Критический вопрос для каждого порядочного человека моего поколения был поставлен диссидентским движением, возникшим в конце шестидесятых годов, незадолго до конца «оттепели». Независимо от своей направленности – защиты ли Синявского и Даниэля, симпатии к Израилю во время и после 6-ти дневной войны, протеста против ввода войск в Чехословакию, или участия в самиздате – диссидентские движения слились в общей правозащитный поток, который в дальнейшем все более пополнялся. Правозащитные позиции не могли не затрагивать большинства интеллигенции и не разделяться ими.. Многие ученые, писатели и артисты подписывали петиции в партийные и правительственные верха, обычно в чью-либо защиту или в поддержку определенных демократических требований. Однако вскоре (1968–1969 гг.), такие акции были жестко пресечены и они уже стали, если не героическими, то, во всяком случае, весьма мужественными поступками. Плата за них была всегда высокой – исключение из партии, перевод в «невыездные», остановка служебной карьеры, вплоть до снятия с должности и увольнения. И уж всегда – общественное обсуждение и осуждение (2). Так что стать «подписантом» можно было лишь один раз, заплатив за это многим, если не настоящим то будущим. Повторение акции делала человека уже профессиональным диссидентом, к чему стремились лишь немногие. Так что человек оказывался перед выбором – либо не замечать происходящего, не помогать и не содействовать правозащитникам, либо дорого заплатить за свое участие, тем более, что практической пользы ни письма, ни другие формы открытого обращения к властям обычно не имели. Столь же трудно было отказаться подписывать «антиписьмо», направленное против диссидента (А.Д. Сахарова, А.И. Солженицына), или Голды Меир, («руки прочь от советских евреев») или против какого-либо западного защитника наших диссидентов из «Международной Амнистии». Для человека, не желавшего вмешиваться в политику, предпочитавшего заниматься своим профессиональным делом и не приносить его в жертву в «чужой игре», ситуация была трудноразрешимой, тем более, что «игра» отнюдь не была игрой, а также не была и чужой.

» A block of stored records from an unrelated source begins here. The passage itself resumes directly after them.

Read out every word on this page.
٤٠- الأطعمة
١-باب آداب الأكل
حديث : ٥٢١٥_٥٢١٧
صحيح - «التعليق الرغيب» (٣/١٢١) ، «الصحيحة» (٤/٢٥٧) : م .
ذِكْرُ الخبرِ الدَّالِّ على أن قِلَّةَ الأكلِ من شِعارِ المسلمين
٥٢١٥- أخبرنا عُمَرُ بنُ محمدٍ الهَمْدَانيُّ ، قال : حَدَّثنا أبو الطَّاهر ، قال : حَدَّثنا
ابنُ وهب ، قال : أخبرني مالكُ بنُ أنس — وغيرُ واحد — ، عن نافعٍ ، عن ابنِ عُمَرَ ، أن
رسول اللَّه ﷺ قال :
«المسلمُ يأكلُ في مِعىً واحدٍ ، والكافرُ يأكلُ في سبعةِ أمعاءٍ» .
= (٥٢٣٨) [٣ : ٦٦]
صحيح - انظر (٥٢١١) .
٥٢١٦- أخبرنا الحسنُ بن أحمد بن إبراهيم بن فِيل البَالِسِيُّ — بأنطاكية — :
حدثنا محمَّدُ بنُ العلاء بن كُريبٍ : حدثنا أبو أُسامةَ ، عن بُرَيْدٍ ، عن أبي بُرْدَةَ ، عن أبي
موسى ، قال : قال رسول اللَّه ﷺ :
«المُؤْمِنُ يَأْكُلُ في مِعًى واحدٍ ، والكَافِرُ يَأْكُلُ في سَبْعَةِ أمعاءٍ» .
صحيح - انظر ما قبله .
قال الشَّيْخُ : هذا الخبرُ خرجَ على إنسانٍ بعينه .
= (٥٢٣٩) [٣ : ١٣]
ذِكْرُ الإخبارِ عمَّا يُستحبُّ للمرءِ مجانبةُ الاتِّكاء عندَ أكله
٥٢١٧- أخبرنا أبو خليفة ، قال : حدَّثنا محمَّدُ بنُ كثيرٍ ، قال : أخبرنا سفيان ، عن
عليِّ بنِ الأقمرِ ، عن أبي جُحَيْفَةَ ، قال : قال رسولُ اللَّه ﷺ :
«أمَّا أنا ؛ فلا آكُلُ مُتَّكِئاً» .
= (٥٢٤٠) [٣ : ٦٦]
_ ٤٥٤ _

Я прекрасно помню яркий, солнечный предновогодний день 1970 г., когда ко мне в лабораторию пришел молодой сотрудник другого института, у которого я недавно был оппонентом, и спросил, не хочу ли я подписать письмо в защиту «самолетчика» Кузнецова, приговоренного к расстрелу за попытку угнать пустой самолет, чтобы улететь на нем в Израиль. Все «голоса» были полны протестов и обращений к нашим верхам с просьбой об отмене жестокого приговора. Дело было очевидным, но мне было ясно, что я письма не подпишу – при полном сочувствии и уважении к коллеге, занимавшимся сбором подписей. Я сказал ему, что полностью понимаю и разделяю его позицию, но открыто выступить в такой ситуации не решусь. Пойти на такой шаг можно лишь один раз, и я готов это сделать, когда испытание придет ко мне на моем месте, где от моей позиции будет зависеть судьба моего или близкого мне дела. Я не хочу искать случая «на стороне», я хочу исполнить свой долг на своем месте.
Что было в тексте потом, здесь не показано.